Monday, January 16, 2006

Remembering MLK

Every year politicians (Republican and Democrat, liberal and conservative) and the media celebrate the life of Dr. Martin Luther King. It is worth remembering, especially this year, the MLK was rediculed and dismissed by the mainstream media and considered too "radical" by many politicians for speaking out against the Vietnam War. He even said that the U.S. was one of the greatest abusers of human rights. He called for cutting military spending and increasing social welfare spending! He would be very out of place in today's "centrist/right" mainstream.

MLK was considered a threat to national security and was wiretapped by the FBI and was under constant government surveiance.

It is hypocritical for jingoistic war criminals like George W. Bush to even mention MLK in a speech. Today's right-wing Repubicans are equally hypocritical for praising MLK when they are advocating the exact opposite values and policies he died defending.


And many black pastors and churches seem to have forgotten King's appeal for social justice and equality beyond just race. King died defending workers striking in Memphis. He said "injustice against anyone is an injustice against us all." Today, black preachers and churches are aligning with the conservative right to restrict the civil rights of gays and lesbians and to support the militaristic and unjust social politicies of Bush and the GOP.


When right-wing fascists like Bill O'Reilly and Rush Limbaugh attack "liberalism", they are attacking the legacy of Dr. Martin Luther King! If you want to know what liberalism is really about, read the speeches and writings of MLK!

2 comments:

Anonymous said...

Martin Luther King Day makes me so sad because his dream seems to have died with him. And, to add insult to injury, his words have been perverted and the Man's philosophy has been watered down.

...all this in less than a generation!

I now live in Atlanta and the curators of the King Memorial are on the verge of selling it to the National Park Service due to lack of funds to upkeep it. The King memorial fountain is crumbling and the infrastructure of the Dexter Ave. Church is crumbling.

Our community has spending power of nearly $500 billion dollars and we are not even funding a Memorial to our greatest treasures (even though MLK would rather the funds be used for the general uplift of the people such as education, health, etc.). How can we expect other groups to respect him when we have failed to respect him ourselves?

I look at my Jewish counterparts with envy because there is still support for the Holocaust Memorials. One can nary say a horrible thing about Israel without being viciously attacked as an anti-Semite.

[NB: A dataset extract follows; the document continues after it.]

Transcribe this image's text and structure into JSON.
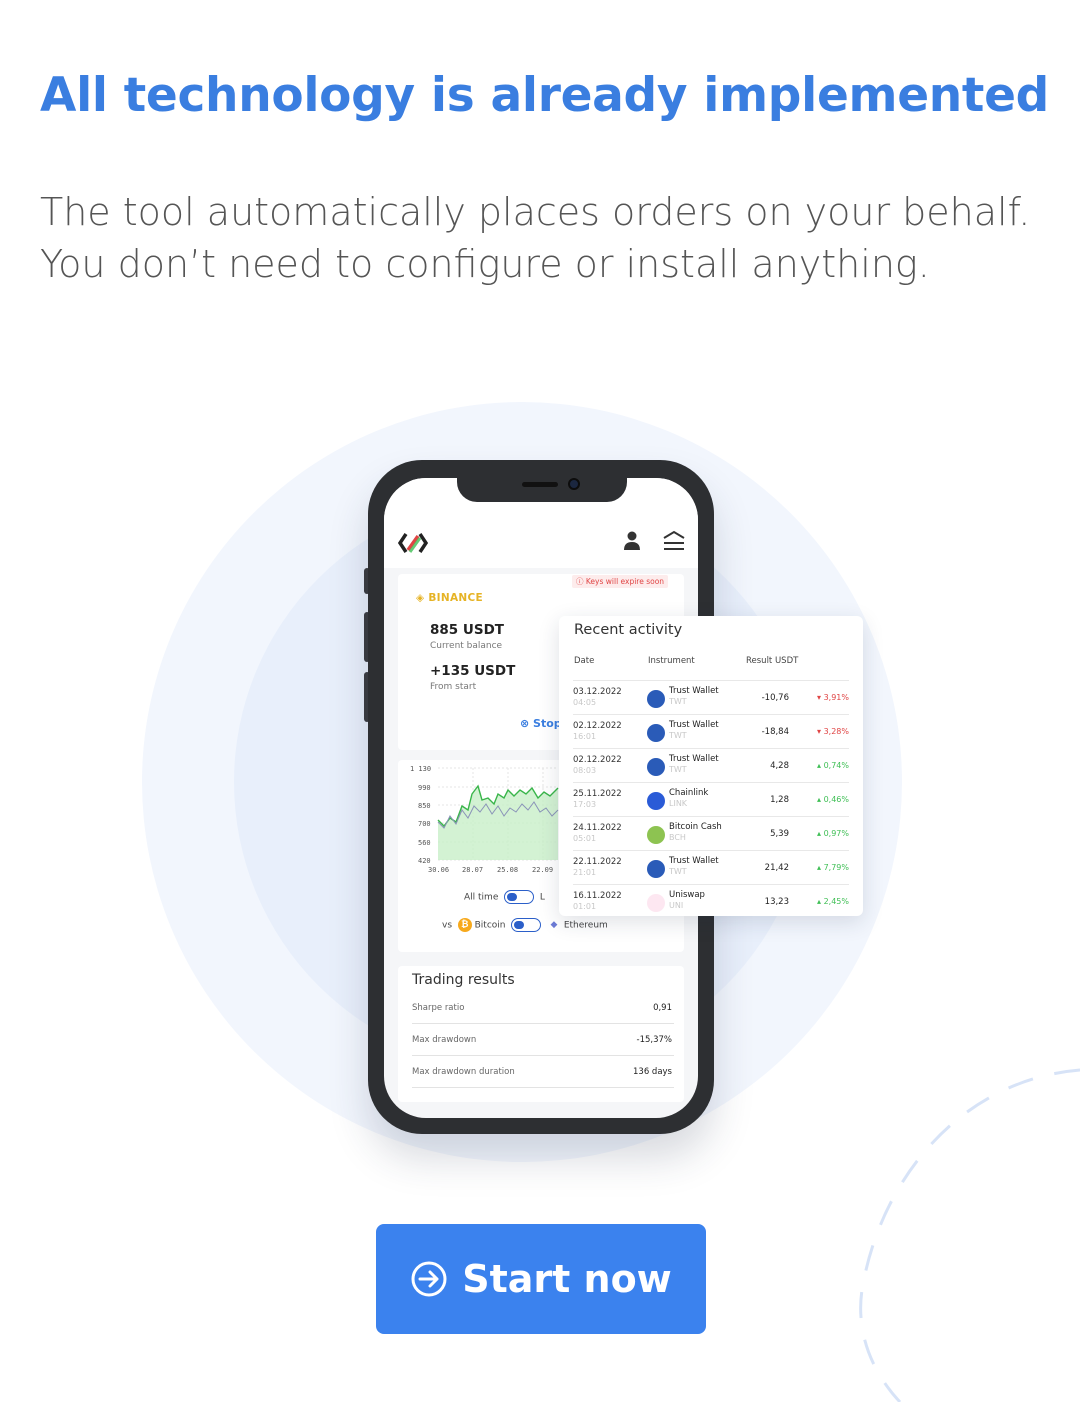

The Holocaust is still fresh on the hearts and minds of the Jewish people. I wish we could be so fervent regarding our Holocaust.

We let conservatives water down his philosophy. Yes, MLK was a man of peace and nonviolence; but, he was not a masochist. I was so angry today when I saw Bush on television giving a speech at a Black church. How dare he? How dare he defile our spaces when he fiddled while Black New Orleans drowned? The audacity! The temerity! The nerve! What minister would allow this monster to come into the Black church to disrespect us?

But I digress...

Jim, keep in mind that the Black ministers do not share the views with the Black community at large. The church does not play as large a role in my community as it did 30, 50, 100 years ago. Heck, minister AR Williams of World Overcomers told his congregation to vote for Bush -- the Black community voted 93-7 against that evil man. We are becoming as apathetic and secular as our white brethren despite our confessions to the contrary.

autoegocrat said...

I wish you could have heard the service at Monumental Baptist Church broadcast on WLOK 1340 AM on Monday. As someone who spent the first twenty-four years of his life as an athiest, I can honestly attest that the proceedings were sufficiently moving to have been valuable to anyone of any religious or non-religious stripe.

Rev. Kyles, the last surviving witness of Dr. King's assasination, spoke at the ceremony, and his son, Joseph Kyles, vice-president of the Rainbow-PUSH Coalition, gave a speech that would stir any sane soul to action. Joseph Kyles was on the Leon Gray show on Air America just today. You are right that "many black pastors and churches seem to have forgotten King's appeal for social justice and equality beyond just race," and I would go further and say that it's high time for a reconciliation between the present GLBT civil rights movement and the already established and continuing black civil rights movement.

This sounds like wishful thinking, but if it's going to happen anywhere, it almost certainly must start here in Memphis. Where else in America is there such a high concentration of gay blacks in the closet? Not in San Francisco, that's for damn sure.